Over just the past several years, opiates have changed the entire landscape of Rose’s job. The caseloads have increased, and the needs of each family have increased. Families with opiate addictions are more likely to be homeless, less likely to keep appointments, more likely to be jailed, and more likely to have untreated medical issues.

Though needs are skyrocketing — Rose says there have been 777 referrals in the past two years — funding, much of which comes from Medicaid and other federal programs, has stayed flat. Before opiates hit, the three hours a week she spent with some families didn’t seem like quite enough. Now, that amount of time seems like a luxury.

“Now, it’s like you just get one hour a week, and it’s just really hard to implement change with one hour a week, with all the issues people are dealing with,” she said.

Perhaps the biggest change Rose has seen has been the number of children removed from their families and put into foster care.

“Eight years ago, we might have one or two children who are in DCF custody,” Rose said, referring to Vermont’s Department of Children and Families. Rose said that sometimes, as a measure of last resort, a child she’s working with will be put into foster care for the short term, while the parent goes through a temporary crisis. But with opiate addiction now afflicting so many families, that last resort has become the new normal, and the crisis is often permanent. Rose estimates 50 percent of cases now involve children who are in foster care. 

“When you spend any time with those parents, you know they love their children but this addiction is just overpowering them,” she said.

When parents are addicted to opiates, it puts the state in a no-win situation. Leaving the child in the home, or taking the child from the home, are both losing situations.

“Removal from the home is very traumatic. Does it increase their chances of success? In some ways yes, but in some ways no, because they’ve got to be removed from their home and that’s very traumatizing for a child. I don’t think there’s any one simple answer.”

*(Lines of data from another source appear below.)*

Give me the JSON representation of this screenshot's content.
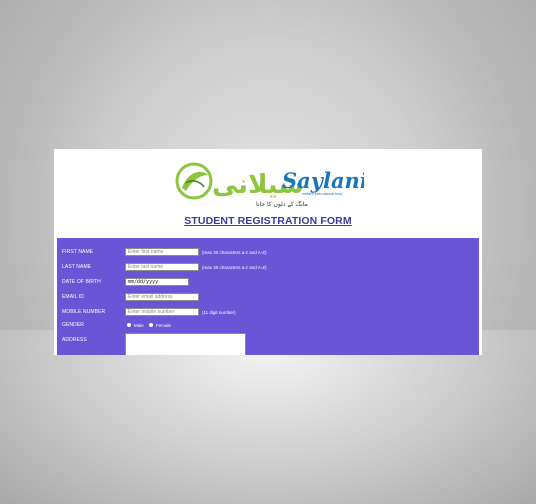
{
  "logo": {
    "urdu_text": "سیلانی",
    "latin_text": "Saylani",
    "subtitle": "welfare international trust",
    "tagline": "مانگ کے دلوں کا جانا"
  },
  "form": {
    "title": "STUDENT REGISTRATION FORM",
    "fields": {
      "first_name": {
        "label": "FIRST NAME",
        "placeholder": "Enter first name",
        "hint": "(max 30 characters a-z and A-Z)"
      },
      "last_name": {
        "label": "LAST NAME",
        "placeholder": "Enter last name",
        "hint": "(max 30 characters a-z and A-Z)"
      },
      "dob": {
        "label": "DATE OF BIRTH",
        "value": "mm/dd/yyyy"
      },
      "email": {
        "label": "EMAIL ID",
        "placeholder": "Enter email address"
      },
      "mobile": {
        "label": "MOBILE NUMBER",
        "placeholder": "Enter mobile number",
        "hint": "(11 digit number)"
      },
      "gender": {
        "label": "GENDER",
        "options": [
          "Male",
          "Female"
        ]
      },
      "address": {
        "label": "ADDRESS"
      }
    }
  },
  "colors": {
    "panel": "#6a55d6",
    "title": "#3c3a9e",
    "logo_green": "#8cc63f",
    "logo_blue": "#1b75bc"
  }
}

Child welfare agencies are also turning to new places for help in their mission. In response to the epidemic, the Springfield Area Parent Child Center has partnered with Turning Point Recovery Center, a nonprofit that helps people with substance abuse issues. Rose said she hopes more money will be found to support programs like Intensive Family Based Services, which, rather than breaking up families, puts child welfare workers into homes and communities. It’s expensive, but can be effective, Rose said.

Rose’s story about the boy didn’t end with his mother tearing his picture down from the wall. That was just the first visit of many. Rose spent years in the home, trying to convince the mother that there was another path forward.

At first, it was a roller coaster with more downs than ups.

“Things just got so bad,” she said. “She was sick all the time.”

But then, just when things seemed at their worst, something changed.

“I don’t know what in her mind made that turn,” said Rose, but whatever it was, the mother began valuing herself, and her children, enough to make a change. It took time, and amazing effort, but the mother’s own difficult upbringing had given her deep reserves of grit.

She got control over her addiction. 

Today, Rose said, the mother is clean and sober, and mingles with the other mothers at community bake sales. When her son with the drawing joined his school’s basketball team, his mother could be seen in the stands, loud and brash, cheering herself hoarse.

“She did all that work but I got to walk that journey with her,” Rose said. “I love to look at the success stories.”